About 20 months earlier, on February 7, 2024, a Hawker 900XP crashed near Westwater, Utah, also during a required stall test flight, killing both pilots. Flight data showed the aircraft decelerated and pitched up before entering a stall at the same moment the stick shaker activated, with no prior warning. The jet rolled repeatedly and descended in a corkscrew pattern from which the crew did not recover.
The NTSB determined that wing performance degradation from structural ice likely caused the stall warning system to activate too late, leaving the crew with little margin to respond.
In both accidents, the pilots were properly trained and qualified for normal operations but had limited or no real-world experience performing stall test flights.
What’s missing
The board found that Hawker manuals warn pilots to be “prepared for unacceptable stall behavior” but do not clearly describe what that behavior looks like or how to recover from it.
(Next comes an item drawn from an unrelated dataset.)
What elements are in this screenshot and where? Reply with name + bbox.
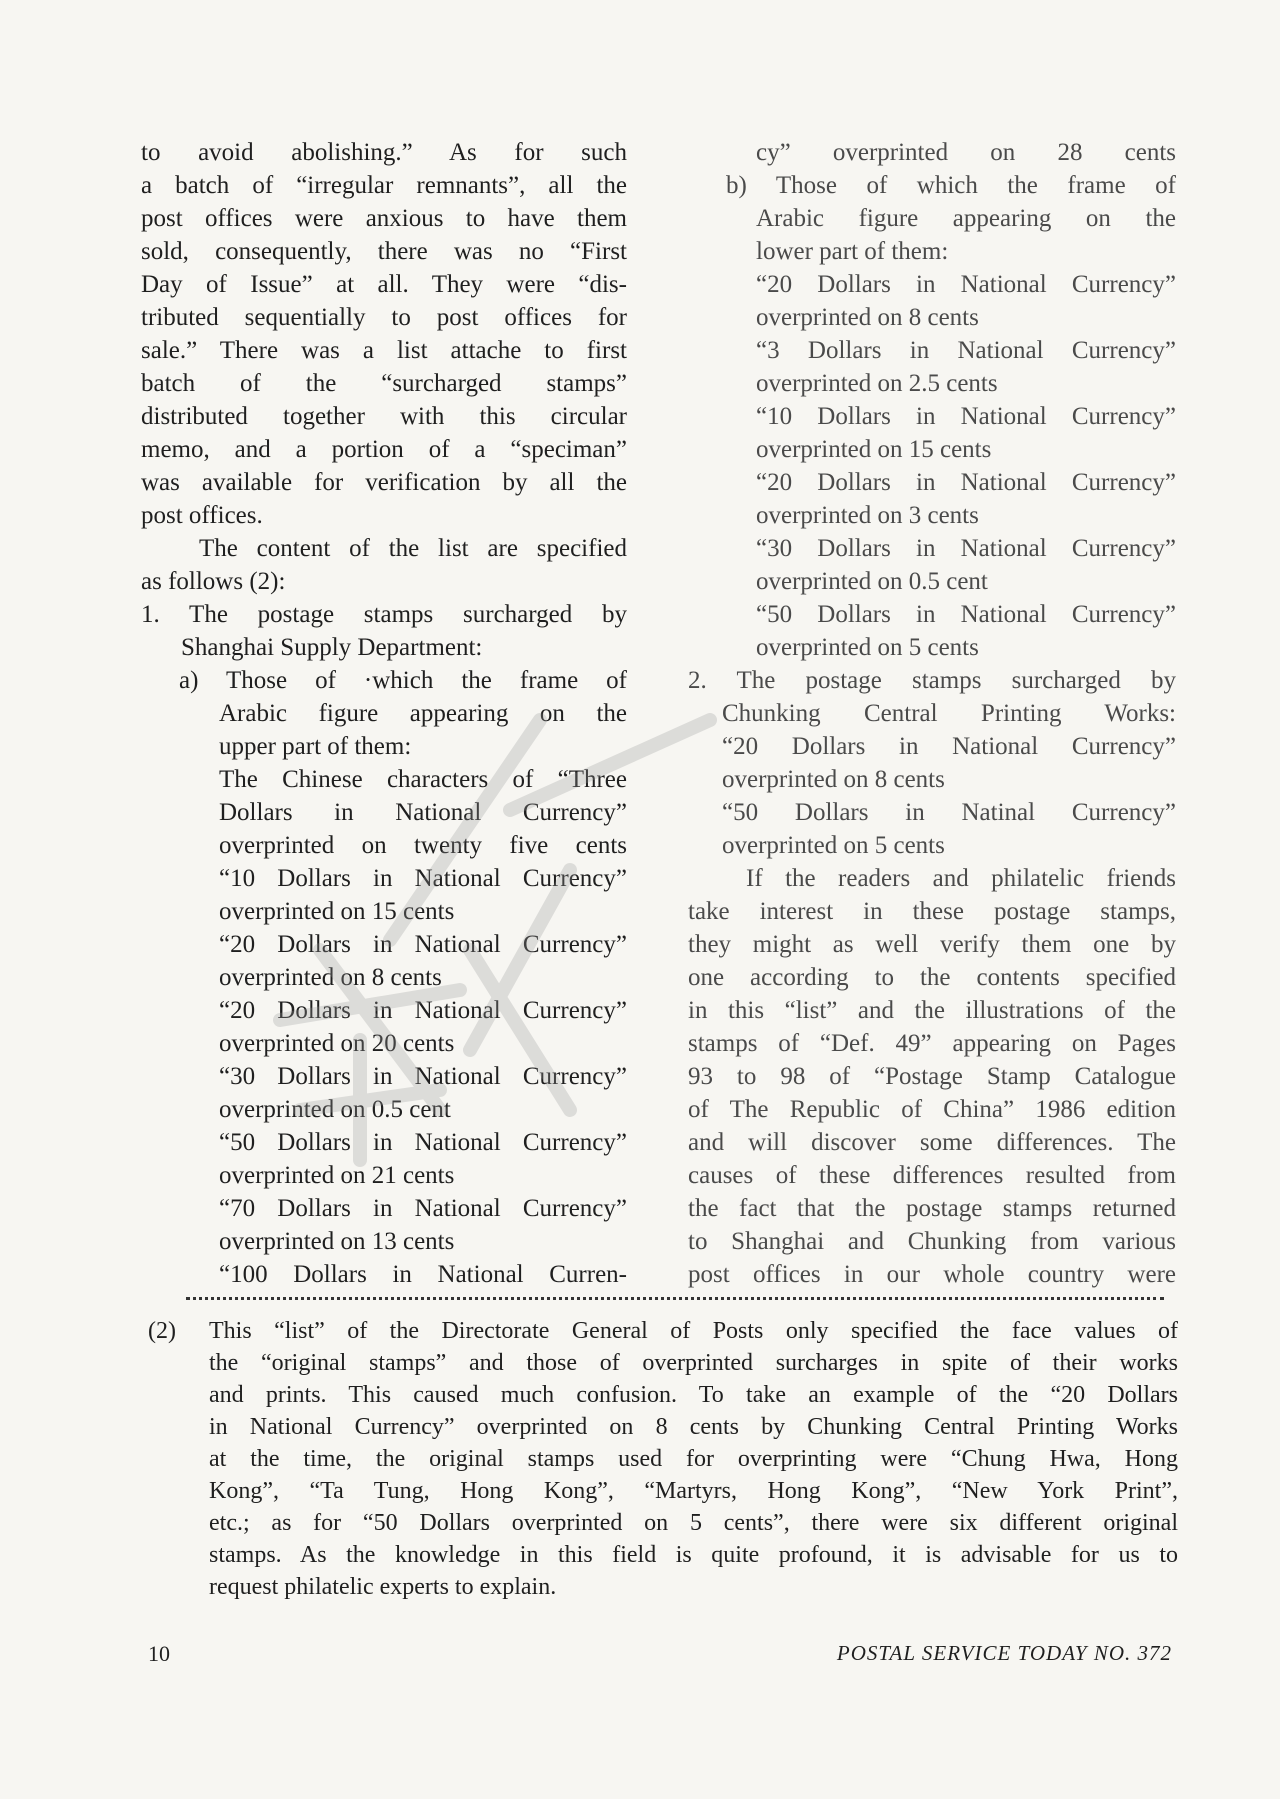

Emergency and abnormal procedures contain no specific guidance for handling an uncommanded roll or spin during a stall test.
Investigators also identified inconsistencies between the Structural Repair Manual, Pilot’s Operating Manual, and Airplane Flight Manual, raising concerns about FAA oversight of previous revisions.
The NTSB concluded that operational pilots, who are trained to avoid stalls entirely, may be ill-equipped to handle a full aerodynamic stall when it occurs unexpectedly during testing.
What the NTSB wants next
The board is calling on Textron Aviation to establish manufacturer-authorized training and experience requirements for stall test pilots, develop detailed stall test plans and recovery procedures, and revise manuals to clearly explain the risks posed by wing surface anomalies and light ice.
The FAA is urged to ensure those changes are properly incorporated into approved manuals. NBAA is asked to alert its members immediately, warning that stall test flights carry risks beyond normal line operations.
Until those changes are made, the NTSB warned, post-maintenance stall test flights will continue to expose crews to hazards they may not fully understand or be prepared to manage.